Yaz mevsiminin ilk günü 1 Haziran’da, Sandras Dağı‘na yaptığımız keşif yürüyüşü ilk zirve deneyimim oldu. Akyaka Yürüyüş grubundan Kaya Biner ve Türkan Baydar önceden Sandras Dağı‘na bir kaç kez çıkmışlar. Fakat bu defa farklı bir rota deneyip, bölgenin farklı doğal güzelliklerini, ileride yapılacak grup yürüyüşü için keşfetmek istemişler. Benim de uzun süredir atıl kaldığımı düşünerek, sağ olsunlar davet ettiler.

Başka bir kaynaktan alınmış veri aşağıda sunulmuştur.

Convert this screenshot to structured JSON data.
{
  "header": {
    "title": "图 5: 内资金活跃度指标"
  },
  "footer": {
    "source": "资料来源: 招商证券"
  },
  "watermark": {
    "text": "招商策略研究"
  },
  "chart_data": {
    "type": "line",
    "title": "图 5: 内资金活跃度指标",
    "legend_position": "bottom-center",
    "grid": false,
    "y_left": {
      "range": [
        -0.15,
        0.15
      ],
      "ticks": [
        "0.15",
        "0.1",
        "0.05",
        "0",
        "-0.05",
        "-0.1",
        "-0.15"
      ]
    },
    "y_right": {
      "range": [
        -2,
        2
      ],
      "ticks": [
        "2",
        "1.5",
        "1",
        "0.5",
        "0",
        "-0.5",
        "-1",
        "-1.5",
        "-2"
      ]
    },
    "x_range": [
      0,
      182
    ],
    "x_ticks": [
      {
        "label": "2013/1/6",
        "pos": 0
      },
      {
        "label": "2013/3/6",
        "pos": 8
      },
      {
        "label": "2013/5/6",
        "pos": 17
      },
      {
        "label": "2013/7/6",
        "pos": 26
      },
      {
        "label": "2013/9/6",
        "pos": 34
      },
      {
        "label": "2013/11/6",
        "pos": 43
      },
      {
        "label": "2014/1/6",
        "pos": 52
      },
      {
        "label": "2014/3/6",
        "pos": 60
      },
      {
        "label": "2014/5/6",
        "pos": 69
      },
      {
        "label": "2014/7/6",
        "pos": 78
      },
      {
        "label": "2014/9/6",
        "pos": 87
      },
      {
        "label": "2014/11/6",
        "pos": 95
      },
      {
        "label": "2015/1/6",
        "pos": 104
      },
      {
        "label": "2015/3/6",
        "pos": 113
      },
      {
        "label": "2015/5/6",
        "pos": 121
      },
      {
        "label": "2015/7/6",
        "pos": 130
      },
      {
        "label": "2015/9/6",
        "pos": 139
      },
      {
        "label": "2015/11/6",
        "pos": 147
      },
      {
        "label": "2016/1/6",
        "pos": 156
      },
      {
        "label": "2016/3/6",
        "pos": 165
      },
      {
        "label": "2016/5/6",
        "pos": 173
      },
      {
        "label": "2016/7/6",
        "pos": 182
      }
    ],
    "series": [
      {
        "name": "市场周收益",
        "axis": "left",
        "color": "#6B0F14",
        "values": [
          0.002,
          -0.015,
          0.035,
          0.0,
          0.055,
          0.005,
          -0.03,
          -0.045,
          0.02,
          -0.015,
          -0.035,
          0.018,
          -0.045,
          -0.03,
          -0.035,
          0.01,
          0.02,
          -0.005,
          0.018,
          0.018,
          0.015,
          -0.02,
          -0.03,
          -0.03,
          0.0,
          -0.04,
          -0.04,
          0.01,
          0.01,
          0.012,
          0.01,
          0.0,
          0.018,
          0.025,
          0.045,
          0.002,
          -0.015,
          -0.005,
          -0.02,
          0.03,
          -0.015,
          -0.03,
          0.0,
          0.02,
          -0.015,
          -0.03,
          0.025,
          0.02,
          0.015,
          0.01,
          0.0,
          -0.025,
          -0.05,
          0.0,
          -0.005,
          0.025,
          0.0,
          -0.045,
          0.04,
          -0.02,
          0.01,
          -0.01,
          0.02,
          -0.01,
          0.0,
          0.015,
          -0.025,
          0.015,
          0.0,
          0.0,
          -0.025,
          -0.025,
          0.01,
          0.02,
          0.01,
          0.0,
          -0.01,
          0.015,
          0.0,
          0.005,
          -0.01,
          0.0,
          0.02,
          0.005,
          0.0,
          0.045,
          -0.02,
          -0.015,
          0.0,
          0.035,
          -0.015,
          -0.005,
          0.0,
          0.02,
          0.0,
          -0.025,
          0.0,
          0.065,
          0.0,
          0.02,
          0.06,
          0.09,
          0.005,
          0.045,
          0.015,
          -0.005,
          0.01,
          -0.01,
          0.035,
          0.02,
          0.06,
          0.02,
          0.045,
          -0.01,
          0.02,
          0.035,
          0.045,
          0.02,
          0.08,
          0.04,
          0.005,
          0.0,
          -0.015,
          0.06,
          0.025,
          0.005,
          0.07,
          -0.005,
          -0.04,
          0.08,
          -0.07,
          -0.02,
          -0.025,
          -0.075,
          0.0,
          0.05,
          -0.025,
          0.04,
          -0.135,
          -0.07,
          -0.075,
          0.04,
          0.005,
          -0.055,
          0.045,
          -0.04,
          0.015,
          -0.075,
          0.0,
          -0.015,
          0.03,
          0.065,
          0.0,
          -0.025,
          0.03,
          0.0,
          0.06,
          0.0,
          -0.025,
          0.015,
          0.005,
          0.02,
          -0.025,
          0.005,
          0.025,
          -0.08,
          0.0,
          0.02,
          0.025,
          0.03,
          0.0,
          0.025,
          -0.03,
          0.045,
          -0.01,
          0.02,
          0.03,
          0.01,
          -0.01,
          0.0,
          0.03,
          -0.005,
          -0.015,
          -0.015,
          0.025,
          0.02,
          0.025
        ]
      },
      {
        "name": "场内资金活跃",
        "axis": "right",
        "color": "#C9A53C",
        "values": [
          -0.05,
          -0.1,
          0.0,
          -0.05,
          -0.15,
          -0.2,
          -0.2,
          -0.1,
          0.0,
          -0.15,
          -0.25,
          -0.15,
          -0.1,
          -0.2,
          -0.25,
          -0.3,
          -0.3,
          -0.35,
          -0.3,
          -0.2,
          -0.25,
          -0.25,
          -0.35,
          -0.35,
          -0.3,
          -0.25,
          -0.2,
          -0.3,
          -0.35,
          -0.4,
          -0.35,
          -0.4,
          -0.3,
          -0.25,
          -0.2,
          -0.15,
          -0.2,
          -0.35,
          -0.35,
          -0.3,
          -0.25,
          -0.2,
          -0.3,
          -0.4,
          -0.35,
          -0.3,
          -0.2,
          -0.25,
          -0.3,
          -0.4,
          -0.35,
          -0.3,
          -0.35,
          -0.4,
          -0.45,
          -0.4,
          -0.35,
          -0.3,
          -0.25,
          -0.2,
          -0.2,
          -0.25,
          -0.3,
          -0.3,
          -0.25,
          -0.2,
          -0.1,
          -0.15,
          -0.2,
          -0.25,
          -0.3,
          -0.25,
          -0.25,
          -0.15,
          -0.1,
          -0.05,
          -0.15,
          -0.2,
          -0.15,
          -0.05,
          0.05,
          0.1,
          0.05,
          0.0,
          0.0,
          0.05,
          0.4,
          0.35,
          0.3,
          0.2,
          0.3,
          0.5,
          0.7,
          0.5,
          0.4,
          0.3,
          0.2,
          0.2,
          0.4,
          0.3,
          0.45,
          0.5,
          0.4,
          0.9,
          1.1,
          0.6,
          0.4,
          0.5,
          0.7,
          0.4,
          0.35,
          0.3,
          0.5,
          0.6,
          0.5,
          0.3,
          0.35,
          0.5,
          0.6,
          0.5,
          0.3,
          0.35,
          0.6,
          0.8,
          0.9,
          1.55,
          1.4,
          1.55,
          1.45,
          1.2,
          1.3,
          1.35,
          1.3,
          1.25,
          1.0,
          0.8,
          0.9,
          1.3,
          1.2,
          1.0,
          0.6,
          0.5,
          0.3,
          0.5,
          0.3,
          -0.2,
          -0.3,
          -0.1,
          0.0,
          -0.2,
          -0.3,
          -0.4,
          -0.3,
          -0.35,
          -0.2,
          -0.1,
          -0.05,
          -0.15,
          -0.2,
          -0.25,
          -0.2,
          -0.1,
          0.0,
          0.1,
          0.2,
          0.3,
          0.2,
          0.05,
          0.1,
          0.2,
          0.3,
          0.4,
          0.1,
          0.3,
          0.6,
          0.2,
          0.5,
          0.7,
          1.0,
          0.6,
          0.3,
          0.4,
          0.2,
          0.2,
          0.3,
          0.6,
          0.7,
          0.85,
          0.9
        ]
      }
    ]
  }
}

Aracımızla Köyceğiz’den Yayla (Ağla) Köyü yoluna girip 15 km., köyden sonra 12 km. devam ederek, çevredeki kaynak sularından yapay olarak oluşturulmuş Gökçeova Göleti‘ne geldik. Rakımın 1600 mt. olduğu gölete gelinceye kadar ki manzaralar da görülmeye değer. Aracımız burada bırakıp, yaklaşık 5 km. tırmanışla Sandras Dağı zirvesindeki Çiçek Baba kulübesine ulaştık.
Sandras Dağı‘nın coğrafi, jeolojik yapısı, farklı bitki besleme özelliği, anıt ağaçları, geleneksel bir inanç ritüelliğinin yanında en büyük özelliği, iklimin en sıcak olduğu Güney Ege kıyılarına yakınlığına rağmen, yaklaşık 2300 metre yüksekliği nedeniyle, farklı bir iklim yapısına sahip olması. Zirveden görme mesafesinde denize girilirken (o gün Köyceğiz 34 dereceydi), burada hala karların olması ve dolayısıyla kuru soğuyla ve rüzgarıyla insanı farklı bir atmosfere sokması.

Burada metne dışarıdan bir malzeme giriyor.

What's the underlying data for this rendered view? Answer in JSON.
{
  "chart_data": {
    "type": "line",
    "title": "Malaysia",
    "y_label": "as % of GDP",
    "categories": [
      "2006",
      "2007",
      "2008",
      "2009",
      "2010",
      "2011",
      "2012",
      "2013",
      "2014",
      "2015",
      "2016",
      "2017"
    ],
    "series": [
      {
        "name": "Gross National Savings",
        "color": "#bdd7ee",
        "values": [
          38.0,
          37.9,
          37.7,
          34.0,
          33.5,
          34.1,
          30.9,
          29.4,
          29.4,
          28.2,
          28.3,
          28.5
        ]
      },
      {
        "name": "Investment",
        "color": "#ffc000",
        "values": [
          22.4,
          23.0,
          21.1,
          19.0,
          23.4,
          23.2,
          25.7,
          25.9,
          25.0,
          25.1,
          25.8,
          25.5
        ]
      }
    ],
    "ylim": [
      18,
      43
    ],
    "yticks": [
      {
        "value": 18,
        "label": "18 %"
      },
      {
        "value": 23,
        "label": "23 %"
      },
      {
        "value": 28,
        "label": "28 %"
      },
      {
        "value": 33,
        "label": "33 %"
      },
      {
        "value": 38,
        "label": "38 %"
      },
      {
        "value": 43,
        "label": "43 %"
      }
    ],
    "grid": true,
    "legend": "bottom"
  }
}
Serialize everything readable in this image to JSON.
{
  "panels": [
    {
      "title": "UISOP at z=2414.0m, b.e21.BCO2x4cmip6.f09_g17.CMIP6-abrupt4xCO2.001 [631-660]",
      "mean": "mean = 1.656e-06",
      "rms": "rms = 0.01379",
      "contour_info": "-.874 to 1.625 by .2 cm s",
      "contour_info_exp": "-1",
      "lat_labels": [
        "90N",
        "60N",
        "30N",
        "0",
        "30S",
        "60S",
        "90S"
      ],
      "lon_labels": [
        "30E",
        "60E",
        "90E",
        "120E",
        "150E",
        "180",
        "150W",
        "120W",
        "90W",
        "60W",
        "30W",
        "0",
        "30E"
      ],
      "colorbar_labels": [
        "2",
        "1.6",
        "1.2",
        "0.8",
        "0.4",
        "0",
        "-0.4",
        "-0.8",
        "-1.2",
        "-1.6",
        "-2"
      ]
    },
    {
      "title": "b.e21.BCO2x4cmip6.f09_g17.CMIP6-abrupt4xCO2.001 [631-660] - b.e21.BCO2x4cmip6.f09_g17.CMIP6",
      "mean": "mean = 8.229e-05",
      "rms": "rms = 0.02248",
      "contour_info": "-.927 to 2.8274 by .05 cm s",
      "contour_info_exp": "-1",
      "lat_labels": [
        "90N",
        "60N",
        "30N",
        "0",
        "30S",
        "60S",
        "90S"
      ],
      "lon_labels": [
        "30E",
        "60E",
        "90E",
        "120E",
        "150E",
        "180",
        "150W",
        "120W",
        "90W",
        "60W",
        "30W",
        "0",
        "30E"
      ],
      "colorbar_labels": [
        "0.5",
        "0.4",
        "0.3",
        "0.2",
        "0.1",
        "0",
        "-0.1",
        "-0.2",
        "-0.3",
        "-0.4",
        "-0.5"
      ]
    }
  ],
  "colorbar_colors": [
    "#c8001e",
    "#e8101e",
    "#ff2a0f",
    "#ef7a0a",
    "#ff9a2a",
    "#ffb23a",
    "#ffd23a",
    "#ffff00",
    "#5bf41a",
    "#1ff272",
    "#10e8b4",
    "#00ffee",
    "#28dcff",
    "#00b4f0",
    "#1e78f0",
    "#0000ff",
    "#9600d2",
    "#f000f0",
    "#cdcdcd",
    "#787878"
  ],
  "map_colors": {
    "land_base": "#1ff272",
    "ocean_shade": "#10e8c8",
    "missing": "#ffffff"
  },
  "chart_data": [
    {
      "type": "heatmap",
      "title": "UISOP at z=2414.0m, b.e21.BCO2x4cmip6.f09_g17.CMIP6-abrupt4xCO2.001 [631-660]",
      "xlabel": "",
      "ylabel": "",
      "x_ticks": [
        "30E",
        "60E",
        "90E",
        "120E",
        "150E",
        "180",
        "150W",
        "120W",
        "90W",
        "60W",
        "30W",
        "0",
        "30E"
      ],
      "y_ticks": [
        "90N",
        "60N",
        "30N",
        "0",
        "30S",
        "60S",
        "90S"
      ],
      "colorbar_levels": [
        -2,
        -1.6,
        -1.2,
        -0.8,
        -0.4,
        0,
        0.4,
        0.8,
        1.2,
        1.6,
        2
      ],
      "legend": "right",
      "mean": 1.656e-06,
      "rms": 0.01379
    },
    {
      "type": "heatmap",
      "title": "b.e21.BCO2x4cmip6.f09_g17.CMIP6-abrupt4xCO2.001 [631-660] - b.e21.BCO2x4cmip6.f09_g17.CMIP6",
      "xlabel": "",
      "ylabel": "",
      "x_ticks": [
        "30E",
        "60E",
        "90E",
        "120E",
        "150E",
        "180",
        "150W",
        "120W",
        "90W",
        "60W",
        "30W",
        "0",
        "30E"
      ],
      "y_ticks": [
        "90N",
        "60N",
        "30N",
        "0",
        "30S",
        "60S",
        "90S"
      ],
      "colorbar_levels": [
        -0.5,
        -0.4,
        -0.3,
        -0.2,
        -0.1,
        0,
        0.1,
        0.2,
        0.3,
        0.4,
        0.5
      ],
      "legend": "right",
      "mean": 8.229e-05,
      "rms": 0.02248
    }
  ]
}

Adı ‘dağa çıkmak’ olmasa da, hayatım boyunca bir çok yüksekliğe çıktım. Zirvelere çıkmanın en güzel tarafı, o yükseklikten görülebilecek manzarayı merak etmek. Sanki, çıkılan zirveden ne kadar çok şey görülebiliyorsa, verdiği keyif o kadar daha fazla oluyor. Bir de iç güdüsel olarak güce ulaşma doyumu, belki de küçük tanrı sanıyoruz kendimizi. Gördüğümüz yerlerin geçici hakimi, “küçük dağları yaratma” duygusu belki de. Neyse ki geçici bir duygu. Çünkü, o doyumdan hemen sonra insan, bir an önce zirveden inip, ovadaki günlük yaşamına devam etmek istiyor. O nedenle çıkmanın verdiği zevk, heyecan ve fiziksel zorlukla, inmenin verdiği zevk, heyecan ve fiziksel zorluk hep aynı bence.
Bu zevki bana tattırdıkları için, Kaya Biner ve Türkan Baydar‘a çok teşekkürler.